Unfair Terms in a Standard Form Contract
While standard form contracts assist business efficiency, it is essential to take into account the terms of the contract and determine whether or not they are fair. This article explores unfair terms in standard form contracts, including how to identify and avoid them.
What is a Standard Form Contract?
Before considering unfair terms, it is important to first understand what constitutes a standard form contract. There is no statutory definition for a standard form contract. However, certain factors must be taken into consideration. Those factors include whether:
- one of the parties have all, or most of, the bargaining power in the transaction;
- one party prepared the contract before any discussion between the parties about the transaction occurred;
- the other party was required to either accept or reject the terms of the contract in the form in which they were presented;
- another party had the opportunity to negotiate the terms of the contract; and
- the terms of the contract take into account the circumstances of the transaction or other party.
A contract is considered to be standard form if:
- it is for the supply of goods, services, or land;
- one (or both) of the parties is a small business with fewer than 20 employees; and
- the contract price is not higher than $300,000 (or $1 million if the contract is for more than one year).
A standard form contract may not always be called standard form.

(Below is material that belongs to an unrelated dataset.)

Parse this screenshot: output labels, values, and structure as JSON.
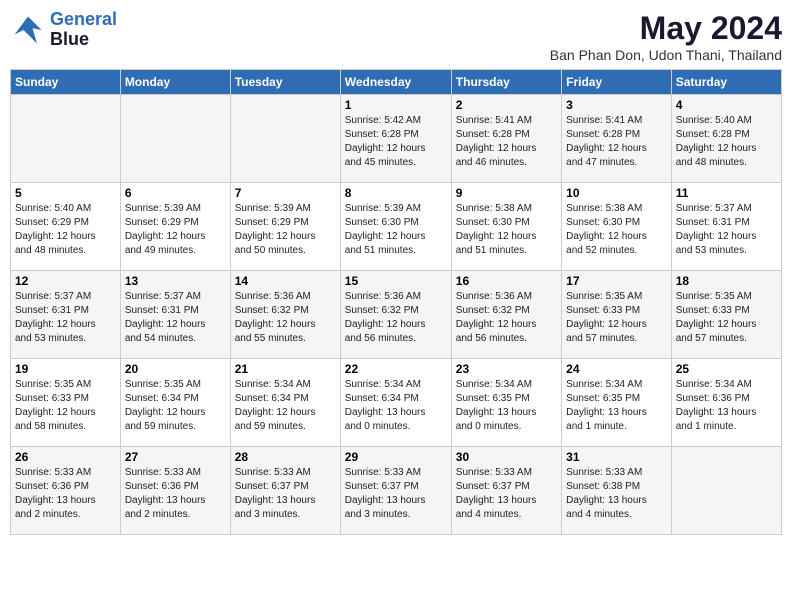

It may also be known as a boilerplate contract, a contract of adhesion or even a take it or leave it contract. Despite the different names, it is the types of clauses that determine whether the contract is a standard form.
ACCC v JJ Richard & Sons Pty Ltd
For a long time, the Australian Competition and Consumer Commission (ACCC) has been clamping down on unfair contract terms imposed on consumers by bigger businesses. Recently, the Australian Consumer Law (ACL) has broadened that scope to include contracts involving small businesses.
In late 2017, the ACCC brought a case against JJ Richard & Sons Pty Ltd. They found some overly-strict terms in JJ Richard’s standard contract. Those terms gave the company the freedom to increase prices, change the scope of work and prohibit customers from ending the contract in certain circumstances. The ACCC argued that the standard contracts gave JJ Richard too much freedom and imposed too many restrictions on small businesses.
What is an Unfair Term?
Whether you are on the giving or receiving end of a contract, there are going to be strict clauses. They are strict to ensure that there is as much clarity as possible about the relationship, rights, obligations and expectations of the parties. However, these strict terms may, in some circumstances, be unfair. According to the ACCC, unfair contract terms will:
- let only one party avoid their obligations under the contract;
- allow only one party to end the contract;
- punish only one party for breaching any terms; and/or
- enable only one party to change the contract.
Ultimately, a contract will have unfair terms if it is overly restrictive on one party and provides the other with too many liberties. You should not impose unfair terms in standard form contracts onto other parties. Nor should you accept unfair terms. Courts will not accept clauses if they are unfair, place harsh obligations on the business or are otherwise unreasonable.
Contracts are an essential part of conducting business. It is vital to ensure that they contain terms and conditions that are fair to other parties. There is a delicate balance between protecting your business and taking advantage of other parties. The issue of unfair contract terms is one of which to be especially aware if your business is using standard form contracts. Therefore, it is best practice to have a lawyer look over your standard form contract to determine whether any of the terms are unfair or unreasonable.